OTTAWA — Des députés de tous les partis d’opposition s’unissent pour demander au gouvernement libéral de revenir sur sa décision de cesser le financement des programmes d’aide aux victimes de la traite humaine.

Selon eux, ces organisations ne pourront plus, sans le financement d’Ottawa, offrir de l’aide aux femmes et aux filles devenues encore plus vulnérables dans le contexte de la pandémie de COVID-19.

Les organisations avaient obtenu un financement dans le cadre d’un programme fédéral de cinq ans, qui s’est terminé en mars 2020, mis en place par l’ancien gouvernement conservateur parallèlement aux efforts de réforme des lois canadiennes sur la prostitution.
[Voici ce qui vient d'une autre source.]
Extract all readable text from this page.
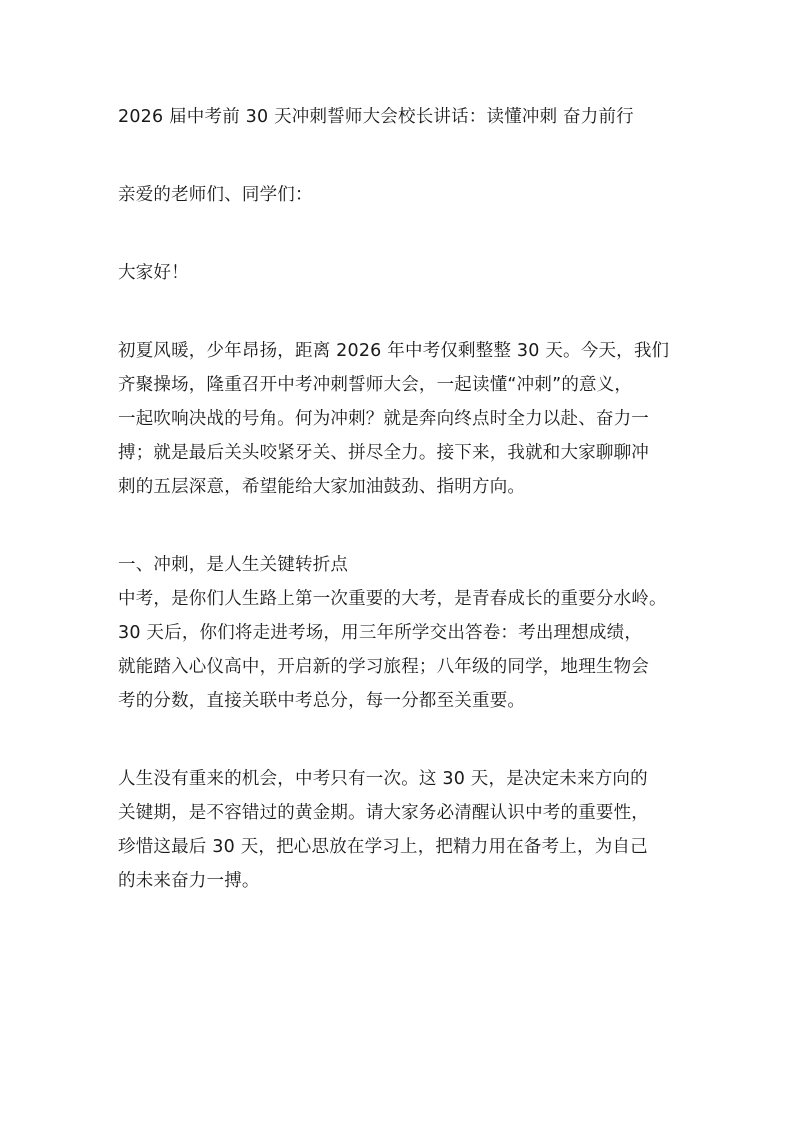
2026 届中考前 30 天冲刺誓师大会校长讲话：读懂冲刺 奋力前行
亲爱的老师们、同学们：
大家好！
初夏风暖，少年昂扬，距离 2026 年中考仅剩整整 30 天。今天，我们
齐聚操场，隆重召开中考冲刺誓师大会，一起读懂“冲刺”的意义，
一起吹响决战的号角。何为冲刺？就是奔向终点时全力以赴、奋力一
搏；就是最后关头咬紧牙关、拼尽全力。接下来，我就和大家聊聊冲
刺的五层深意，希望能给大家加油鼓劲、指明方向。
一、冲刺，是人生关键转折点
中考，是你们人生路上第一次重要的大考，是青春成长的重要分水岭。
30 天后，你们将走进考场，用三年所学交出答卷：考出理想成绩，
就能踏入心仪高中，开启新的学习旅程；八年级的同学，地理生物会
考的分数，直接关联中考总分，每一分都至关重要。
人生没有重来的机会，中考只有一次。这 30 天，是决定未来方向的
关键期，是不容错过的黄金期。请大家务必清醒认识中考的重要性，
珍惜这最后 30 天，把心思放在学习上，把精力用在备考上，为自己
的未来奋力一搏。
Ce programme a été remplacé par une nouvelle stratégie nationale de lutte contre la traite des êtres humains, mais ce financement n’a pas encore commencé à se déployer.

En attendant, les groupes qui viennent en aide aux victimes de la traite humaine et de l’exploitation sexuelle souffrent d’un manque de financement depuis le mois de mars. Ils n’ont aucune idée précise sur le moment où de nouveaux fonds seront disponibles.

Quatre députés venant des quatre partis de l’opposition ont envoyé une lettre au premier ministre Justin Trudeau et aux autres ministres responsables de ce dossier pour les exhorter à rétablir le financement de ces groupes afin de leur permettre de poursuivre leur travail.